Let’s also tag it with a new CSS class called btn-hidden-viz. The HTML code for our button now looks like this:

<button class="btn btn-lg btn-hidden-viz"
data-plotly-src="/assets/viz/cfdexample.js"
data-plotly-uid="d58f9b77-df41-4618-b6d2-baa7fb02b0a6"
data-height="100%"
data-width="100%">
Click to load
</button>

Next, I want to create a click handler which loads plotly.js from a CDN, then loads my visualization, and finally inserts it into the page and disappears. I use jQuery’s click handler to apply the interaction to all buttons with the btn-hidden-viz class. I use jQuery ajax to ensure that the plotly.js file is loaded before the visualization is opened. I also set a 10 second timeout in case the user is on a slow connection or has lost connection to the CDN.

This snippet does the trick. You’ll want to add it to your site’s Javascript preload file.

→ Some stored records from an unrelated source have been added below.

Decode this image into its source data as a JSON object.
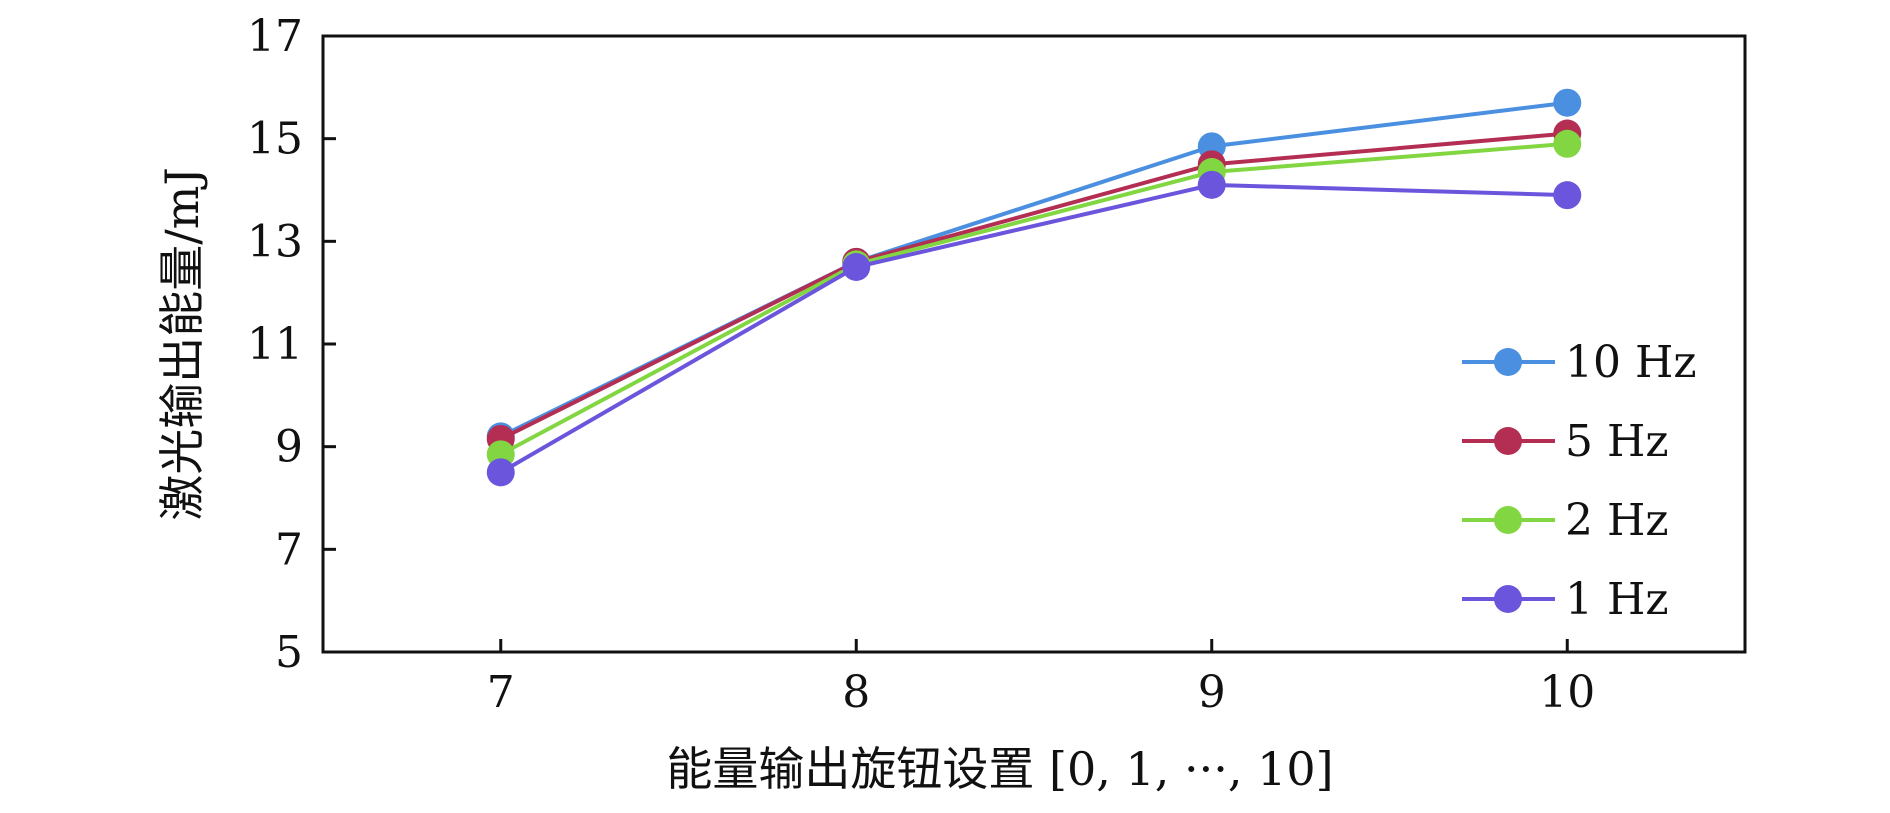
{
  "chart_data": {
    "type": "line",
    "xlabel": "能量输出旋钮设置 [0, 1, ···, 10]",
    "ylabel": "激光输出能量/mJ",
    "x": [
      7,
      8,
      9,
      10
    ],
    "xticks": [
      "7",
      "8",
      "9",
      "10"
    ],
    "yticks": [
      "5",
      "7",
      "9",
      "11",
      "13",
      "15",
      "17"
    ],
    "xlim": [
      6.5,
      10.5
    ],
    "ylim": [
      5,
      17
    ],
    "grid": false,
    "legend_position": "bottom-right",
    "series": [
      {
        "name": "10 Hz",
        "color": "#4a8fe0",
        "values": [
          9.2,
          12.6,
          14.85,
          15.7
        ]
      },
      {
        "name": "5 Hz",
        "color": "#b32e52",
        "values": [
          9.15,
          12.6,
          14.5,
          15.1
        ]
      },
      {
        "name": "2 Hz",
        "color": "#82d642",
        "values": [
          8.85,
          12.55,
          14.35,
          14.9
        ]
      },
      {
        "name": "1 Hz",
        "color": "#6b55dd",
        "values": [
          8.5,
          12.5,
          14.1,
          13.9
        ]
      }
    ]
  }
}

//Function to load plotly.js on demand and show a visualization
$(function(){
    $('.btn-hidden-viz').on('click', function() {
    var thebutton = $(this)
    var plotlyuid = $(this).data('plotlyUid');
    var plotlysrc = $(this).data('plotlySrc');
    var spinnerid = plotlyuid.concat('-spinner');
    var height = $(this).data('height');
    var width = $(this).data('width');
    $('<div id="'.concat(plotlyuid,'" class="plotly-graph-div"></div>')).insertBefore(thebutton);
    window.PlotlyConfig = {MathJaxConfig: 'local'};
    $.ajax({
      timeout: 10000,
      url: 'https://cdn.plot.ly/plotly-latest.min.js',
      dataType: 'script',
      cache: true, // or get new, fresh copy on every page load
      beforeSend: function () {
          console.log('here');
          thebutton.html('<span id=\"'.concat(spinnerid,'\"></span> Loading'));
          $('#'.concat(spinnerid)).attr("class","glyphicon glyphicon-refresh glyphicon-refresh-animate");
        },
      success: function() {
        // Callback
        window.PLOTLYENV=window.PLOTLYENV || {};
        $.ajax({
          url: plotlysrc,
          dataType: 'script',
          timeout: 5000,
          cache: true, // or get new, fresh copy on every page load
          success: function() {
            // Callback
            $("#".concat(plotlyuid)).attr("style","height:".concat(height,"; width:",width,";"));
            thebutton.remove();
          },
          error: function() {
              thebutton.html("error loading visualization");
          }
        });
      },
      error: function() {
         thebutton.html("error loading visualization");
      }
    });
    });})

Finally, let’s add a spinner effect while the visualization is loading. I did this by adding a <span> element with these classes to the button during the ajax calls:

glyphicon glyphicon-refresh glyphicon-refresh-animate

We include the following snippet (which I swiped from a CSS showcase somewhere) in our site’s CSS to get the animation to work properly:

 .glyphicon-refresh-animate {
    -animation: spin .7s infinite linear;
    -webkit-animation: spin2 .7s infinite linear;
}

@-webkit-keyframes spin2 {
    from { -webkit-transform: rotate(0deg);}
    to { -webkit-transform: rotate(360deg);}
}

@keyframes spin {
    from { transform: scale(1) rotate(0deg);}
    to { transform: scale(1) rotate(360deg);}
}

And there you have it! The final product looks like this:

Click to load

Summary

Plotly is the best way I have found so far to render CFD results interactively on the internet for free. You can find the code I used for this example and a sample Tecplot .dat file here.